I’ve just gotten back from a magical three weeks in Europe on the cusp of winter, and as soon as I finish this blog post and all my photos finish downloading off my phone, I’m switching off all other applications and opening my book draft. Sorry in advance for the short post.
I want to talk a little about the ways, both positive and negative, that travelling affects and influences my writing practices. While there are uncountable ways in which seeing the world opens my eyes to new experiences, other ways of doing things, exotic places and unexpected points of view for me to explore in my stories, it is also a simple fact that three weeks wandering the world is three weeks not working directly on the book. Some writers can write anywhere. They use beautiful notebooks, curl up in cafes and parks in stunning cities and let their pens flow. As much as I romanticise this idea and collect notebooks for this exact purpose, it doesn’t happen, because in flow-state I write too long, too fast and too intensively for my hand to keep up with my mind. I need a PC. I need a desk and my own space. I need my music and my drafting documents, which are on my PC, which is on my desk, in my own space.
So a holiday from my life is also a holiday from my hobby. I think in a couple of ways this is a good thing. In one respect, I can’t feel guilty about wasting time not working on my book, because I physically can’t work on it. It’s out of my hands. All I can do is be in the moment of where I am, enjoying my holiday all the more, and spend my dull times – in transit or in lines, so many lines… – with my stories in my imagination, where I can’t write through my ideas but have to let them ruminate and reshape. This gives me more time to consider alternatives and how this could impact the storyline and my characters before I get home to write it down.
As mentioned above, a big way in which travelling affects my writing is indirectly through me. Travel changes a person. You see other ways of living, you see poverty, you see extravagant wealth, you see beauty in art and horror in battle-scarred churches. You fall in love with languages you’d not heard before and feel desperately vulnerable in cities where you thought you’d feel safe. You learn about historic poor choices and how these have echoed through time and been commemorated in monuments and rituals. You wonder how the world could ever have let these things happen and realise they’re not so different from what goes on today. Travel shows you patterns of human experience, similarities and difference all at once, and as a result you grow. It comes through in your writing as you mature and increasingly desire to explore these complicated elements of humanity. In my Elm Stone Saga, readers will have noticed the shift of focus from schoolgirl concerns in the first book to more political and ethical matters as the series progresses. This isn’t something I set out to do; just the natural process of a maturing author using my story world as a medium to explore the issues I’m exposed to in my own experience.
Travel also provides new settings. I fell hard for Prague the first time I visited the Czech Republic three years ago, and it found its way into the final scene of Unbidden. Years earlier, the first city I visited outside of Australia and New Zealand was Paris, and though I was sick and jetlagged and sixteen, I was enamoured of the tall narrow apartment we stayed in, with its tiny retrofitted one-person elevator and antique iron staircase railing and the uneven flooring and the narrow, cobbled street it was on. When I started writing Chosen just a couple of months later, it was this picture that came to mind when writing Emmanuelle’s Parisian home. Her scenes were later cut out or trimmed to make way for Aristea and Renatus’s storyline, but it was the place that provided the authentic details to that flash of inspiration.

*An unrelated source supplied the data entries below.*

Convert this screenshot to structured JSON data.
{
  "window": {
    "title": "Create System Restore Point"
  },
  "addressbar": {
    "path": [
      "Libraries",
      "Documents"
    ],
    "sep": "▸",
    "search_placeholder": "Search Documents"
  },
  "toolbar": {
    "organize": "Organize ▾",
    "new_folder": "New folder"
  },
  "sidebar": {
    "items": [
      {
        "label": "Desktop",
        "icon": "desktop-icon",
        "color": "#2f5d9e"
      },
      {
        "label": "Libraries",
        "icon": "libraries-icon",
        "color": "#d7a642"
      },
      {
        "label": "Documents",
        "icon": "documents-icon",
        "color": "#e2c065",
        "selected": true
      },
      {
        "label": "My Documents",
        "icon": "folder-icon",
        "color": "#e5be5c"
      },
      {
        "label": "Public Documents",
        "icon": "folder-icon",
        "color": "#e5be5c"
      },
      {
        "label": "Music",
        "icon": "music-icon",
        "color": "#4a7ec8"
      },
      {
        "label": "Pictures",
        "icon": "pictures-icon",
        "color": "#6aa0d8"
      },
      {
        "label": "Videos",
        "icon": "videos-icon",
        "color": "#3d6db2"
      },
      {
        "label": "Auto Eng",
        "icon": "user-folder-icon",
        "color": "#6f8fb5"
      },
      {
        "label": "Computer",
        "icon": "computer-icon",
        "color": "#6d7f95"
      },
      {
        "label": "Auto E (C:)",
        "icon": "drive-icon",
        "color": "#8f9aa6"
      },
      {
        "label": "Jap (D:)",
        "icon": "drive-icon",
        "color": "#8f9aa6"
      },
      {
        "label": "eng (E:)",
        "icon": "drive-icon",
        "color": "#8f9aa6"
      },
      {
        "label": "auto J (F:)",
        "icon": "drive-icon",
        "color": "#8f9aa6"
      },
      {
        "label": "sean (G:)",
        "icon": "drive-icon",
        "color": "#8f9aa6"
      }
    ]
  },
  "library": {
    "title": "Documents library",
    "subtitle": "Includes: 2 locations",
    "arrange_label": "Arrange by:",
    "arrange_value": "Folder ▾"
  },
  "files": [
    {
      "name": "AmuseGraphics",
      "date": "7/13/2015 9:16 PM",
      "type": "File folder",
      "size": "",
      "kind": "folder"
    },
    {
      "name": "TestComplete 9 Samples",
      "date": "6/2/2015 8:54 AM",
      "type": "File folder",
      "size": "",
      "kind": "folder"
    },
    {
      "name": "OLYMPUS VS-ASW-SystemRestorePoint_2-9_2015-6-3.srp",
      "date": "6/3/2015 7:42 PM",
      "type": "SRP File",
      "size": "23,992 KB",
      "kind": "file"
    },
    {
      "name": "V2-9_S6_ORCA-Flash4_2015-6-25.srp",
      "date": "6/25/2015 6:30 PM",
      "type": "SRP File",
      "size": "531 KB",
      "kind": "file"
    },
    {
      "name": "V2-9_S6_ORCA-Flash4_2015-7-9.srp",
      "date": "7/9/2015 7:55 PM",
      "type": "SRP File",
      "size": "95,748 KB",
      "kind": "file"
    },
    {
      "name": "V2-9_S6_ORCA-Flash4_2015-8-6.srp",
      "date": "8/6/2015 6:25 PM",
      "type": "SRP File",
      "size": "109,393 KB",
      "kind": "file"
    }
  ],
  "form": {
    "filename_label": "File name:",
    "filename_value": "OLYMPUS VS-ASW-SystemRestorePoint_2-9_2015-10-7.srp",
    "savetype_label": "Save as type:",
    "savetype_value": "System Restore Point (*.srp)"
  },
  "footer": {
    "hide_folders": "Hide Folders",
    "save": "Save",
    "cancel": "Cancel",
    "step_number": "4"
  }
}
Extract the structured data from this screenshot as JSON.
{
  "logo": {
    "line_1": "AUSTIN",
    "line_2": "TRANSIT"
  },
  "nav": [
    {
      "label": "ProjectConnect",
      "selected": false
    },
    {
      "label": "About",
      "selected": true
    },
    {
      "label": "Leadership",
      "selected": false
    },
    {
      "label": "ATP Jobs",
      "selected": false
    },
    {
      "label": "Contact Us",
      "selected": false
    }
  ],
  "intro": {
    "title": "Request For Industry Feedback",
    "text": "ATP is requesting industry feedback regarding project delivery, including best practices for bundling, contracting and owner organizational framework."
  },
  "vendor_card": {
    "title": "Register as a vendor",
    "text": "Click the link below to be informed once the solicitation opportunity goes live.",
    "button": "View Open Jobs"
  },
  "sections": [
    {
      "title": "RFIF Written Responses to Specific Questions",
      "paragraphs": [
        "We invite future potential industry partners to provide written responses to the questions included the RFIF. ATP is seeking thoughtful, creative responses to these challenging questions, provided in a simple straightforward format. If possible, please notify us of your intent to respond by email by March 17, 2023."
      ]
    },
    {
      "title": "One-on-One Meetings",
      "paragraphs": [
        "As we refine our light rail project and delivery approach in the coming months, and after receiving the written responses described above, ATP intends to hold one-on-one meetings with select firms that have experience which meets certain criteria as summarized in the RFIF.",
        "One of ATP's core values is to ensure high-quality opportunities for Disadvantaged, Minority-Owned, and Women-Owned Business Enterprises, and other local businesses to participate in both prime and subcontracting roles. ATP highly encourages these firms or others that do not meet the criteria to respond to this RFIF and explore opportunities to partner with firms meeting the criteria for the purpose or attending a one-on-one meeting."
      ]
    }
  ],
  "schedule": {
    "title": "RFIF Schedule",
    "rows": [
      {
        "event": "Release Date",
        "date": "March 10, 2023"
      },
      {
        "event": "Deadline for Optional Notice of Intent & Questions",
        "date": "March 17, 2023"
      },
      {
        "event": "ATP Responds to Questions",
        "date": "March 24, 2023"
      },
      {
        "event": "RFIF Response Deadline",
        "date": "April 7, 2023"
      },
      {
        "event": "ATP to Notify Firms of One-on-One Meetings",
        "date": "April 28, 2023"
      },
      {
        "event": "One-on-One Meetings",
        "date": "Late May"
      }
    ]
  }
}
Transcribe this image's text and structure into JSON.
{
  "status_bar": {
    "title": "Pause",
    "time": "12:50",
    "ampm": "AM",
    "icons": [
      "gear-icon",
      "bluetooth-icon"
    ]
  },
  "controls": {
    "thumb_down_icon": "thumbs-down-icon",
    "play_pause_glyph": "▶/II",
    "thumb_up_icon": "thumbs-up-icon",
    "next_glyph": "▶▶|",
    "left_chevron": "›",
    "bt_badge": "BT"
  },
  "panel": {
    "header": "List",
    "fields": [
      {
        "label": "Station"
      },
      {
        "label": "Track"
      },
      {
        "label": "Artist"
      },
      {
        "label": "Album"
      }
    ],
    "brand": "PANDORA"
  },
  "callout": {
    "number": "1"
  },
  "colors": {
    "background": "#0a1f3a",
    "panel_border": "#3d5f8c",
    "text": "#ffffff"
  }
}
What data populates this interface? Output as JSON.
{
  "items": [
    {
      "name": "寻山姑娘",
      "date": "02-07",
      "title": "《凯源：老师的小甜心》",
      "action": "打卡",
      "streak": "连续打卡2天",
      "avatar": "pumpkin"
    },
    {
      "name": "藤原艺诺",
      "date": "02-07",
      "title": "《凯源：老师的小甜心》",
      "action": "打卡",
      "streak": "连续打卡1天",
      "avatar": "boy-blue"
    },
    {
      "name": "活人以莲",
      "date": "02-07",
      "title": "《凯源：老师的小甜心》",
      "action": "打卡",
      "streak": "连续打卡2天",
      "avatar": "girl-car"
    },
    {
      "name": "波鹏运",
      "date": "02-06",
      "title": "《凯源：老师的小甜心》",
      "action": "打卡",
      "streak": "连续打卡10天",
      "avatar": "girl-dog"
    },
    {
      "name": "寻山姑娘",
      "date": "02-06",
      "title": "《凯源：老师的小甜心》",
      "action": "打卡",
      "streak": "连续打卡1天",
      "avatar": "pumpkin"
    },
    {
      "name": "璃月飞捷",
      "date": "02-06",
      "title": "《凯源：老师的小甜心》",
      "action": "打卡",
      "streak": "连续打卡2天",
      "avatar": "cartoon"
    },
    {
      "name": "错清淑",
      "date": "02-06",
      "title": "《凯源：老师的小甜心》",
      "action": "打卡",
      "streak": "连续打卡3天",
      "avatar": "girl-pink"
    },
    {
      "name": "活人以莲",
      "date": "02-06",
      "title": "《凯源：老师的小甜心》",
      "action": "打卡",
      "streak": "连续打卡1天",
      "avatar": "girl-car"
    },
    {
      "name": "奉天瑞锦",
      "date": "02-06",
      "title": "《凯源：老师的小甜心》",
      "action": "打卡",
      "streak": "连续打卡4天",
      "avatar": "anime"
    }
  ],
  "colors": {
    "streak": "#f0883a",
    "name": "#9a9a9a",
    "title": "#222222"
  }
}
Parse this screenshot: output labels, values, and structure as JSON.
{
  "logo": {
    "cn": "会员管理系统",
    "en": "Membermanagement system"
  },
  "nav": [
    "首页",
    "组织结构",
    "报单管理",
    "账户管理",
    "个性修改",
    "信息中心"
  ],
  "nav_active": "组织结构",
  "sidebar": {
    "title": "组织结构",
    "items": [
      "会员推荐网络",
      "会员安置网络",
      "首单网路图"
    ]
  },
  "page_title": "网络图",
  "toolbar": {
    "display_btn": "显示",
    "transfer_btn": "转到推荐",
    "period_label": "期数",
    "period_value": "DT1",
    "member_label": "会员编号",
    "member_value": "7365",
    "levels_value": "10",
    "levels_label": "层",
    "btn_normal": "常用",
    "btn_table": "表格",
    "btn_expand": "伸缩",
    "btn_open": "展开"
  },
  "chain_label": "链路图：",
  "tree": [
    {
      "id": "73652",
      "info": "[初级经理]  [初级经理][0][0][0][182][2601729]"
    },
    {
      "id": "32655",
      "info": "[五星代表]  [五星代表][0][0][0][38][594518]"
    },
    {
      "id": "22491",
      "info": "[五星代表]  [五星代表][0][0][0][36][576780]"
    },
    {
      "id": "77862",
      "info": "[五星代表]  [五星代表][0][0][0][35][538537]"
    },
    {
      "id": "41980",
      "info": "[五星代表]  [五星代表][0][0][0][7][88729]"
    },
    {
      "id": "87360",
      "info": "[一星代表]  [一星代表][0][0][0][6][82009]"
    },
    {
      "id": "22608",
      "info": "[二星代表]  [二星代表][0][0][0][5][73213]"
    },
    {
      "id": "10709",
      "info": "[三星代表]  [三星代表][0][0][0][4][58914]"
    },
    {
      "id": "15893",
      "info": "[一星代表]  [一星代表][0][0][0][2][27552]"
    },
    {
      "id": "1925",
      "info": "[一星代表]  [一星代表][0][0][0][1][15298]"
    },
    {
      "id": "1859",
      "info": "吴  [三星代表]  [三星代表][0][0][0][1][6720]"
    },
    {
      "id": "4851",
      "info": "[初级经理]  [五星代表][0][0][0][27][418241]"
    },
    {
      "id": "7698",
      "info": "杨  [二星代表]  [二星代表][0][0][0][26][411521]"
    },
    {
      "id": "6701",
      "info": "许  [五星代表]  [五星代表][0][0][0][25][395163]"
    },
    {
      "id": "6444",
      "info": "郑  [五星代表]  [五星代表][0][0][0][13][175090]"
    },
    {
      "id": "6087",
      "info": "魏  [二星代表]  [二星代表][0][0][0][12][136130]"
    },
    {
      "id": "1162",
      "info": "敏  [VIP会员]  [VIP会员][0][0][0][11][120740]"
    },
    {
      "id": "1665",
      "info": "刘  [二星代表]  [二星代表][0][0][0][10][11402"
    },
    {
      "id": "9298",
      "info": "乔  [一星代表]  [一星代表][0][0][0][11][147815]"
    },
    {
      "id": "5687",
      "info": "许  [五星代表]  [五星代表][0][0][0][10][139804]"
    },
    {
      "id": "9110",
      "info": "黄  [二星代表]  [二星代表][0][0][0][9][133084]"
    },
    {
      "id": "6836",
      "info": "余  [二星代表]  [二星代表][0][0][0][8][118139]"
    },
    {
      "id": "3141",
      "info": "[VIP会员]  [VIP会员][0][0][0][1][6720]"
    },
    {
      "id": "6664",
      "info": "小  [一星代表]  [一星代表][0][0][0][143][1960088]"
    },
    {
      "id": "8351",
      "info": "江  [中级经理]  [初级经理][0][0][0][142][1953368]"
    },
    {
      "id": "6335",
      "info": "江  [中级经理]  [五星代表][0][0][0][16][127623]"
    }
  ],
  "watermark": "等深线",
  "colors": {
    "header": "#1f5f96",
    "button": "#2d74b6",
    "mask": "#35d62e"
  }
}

The human brain is incredible but flawed, and it can’t keep all the data it processes in its repositories. It has to cull, and specifics of place and experience are lost. How the buildings don’t quite line up, all built at different times with no standardisation, and the bicycle chained up out front has a twisted front wheel from being run over and still isn’t claimed after three days. How the rain drips through the hop on/hop off bus’s canvas roof for so long that a wave pool is generated at your feet by the movement of the vehicle and the headphone jack sparks a little so you opt to go without audio guide this time. How the wintry sun reflects off distant snow-capped hills or how the first view of Rome from the Palatine Hill took your breath away.
Because I can’t not write at all, and because I have all those notebooks I can’t write my stories in, I keep a travel journal for all those little details of place and experience. What I saw, heard, smelt, felt; my impressions, my associations, what I expected and what I learned. I keep the habit of diary-writing while I’m away to help organise my thoughts but also to give myself something to read later that isn’t Wikipedia or TripAdvisor. It’s hard to flesh out a place you’ve never visited – a challenge I accidentally gave myself when I first cast all my original Elm Stone settings. In future I want the descriptions to come from my own experience, to mirror what I saw and knew there, and I have several times pulled my journal off the shelf (it lives next to my home copy of Unbidden) to revisit my words from Prague. You can’t get that personal research from staying at home and working on the book, unfortunately, so while three weeks wandering the world is three weeks not working directly on the book, it is certainly not three weeks lost.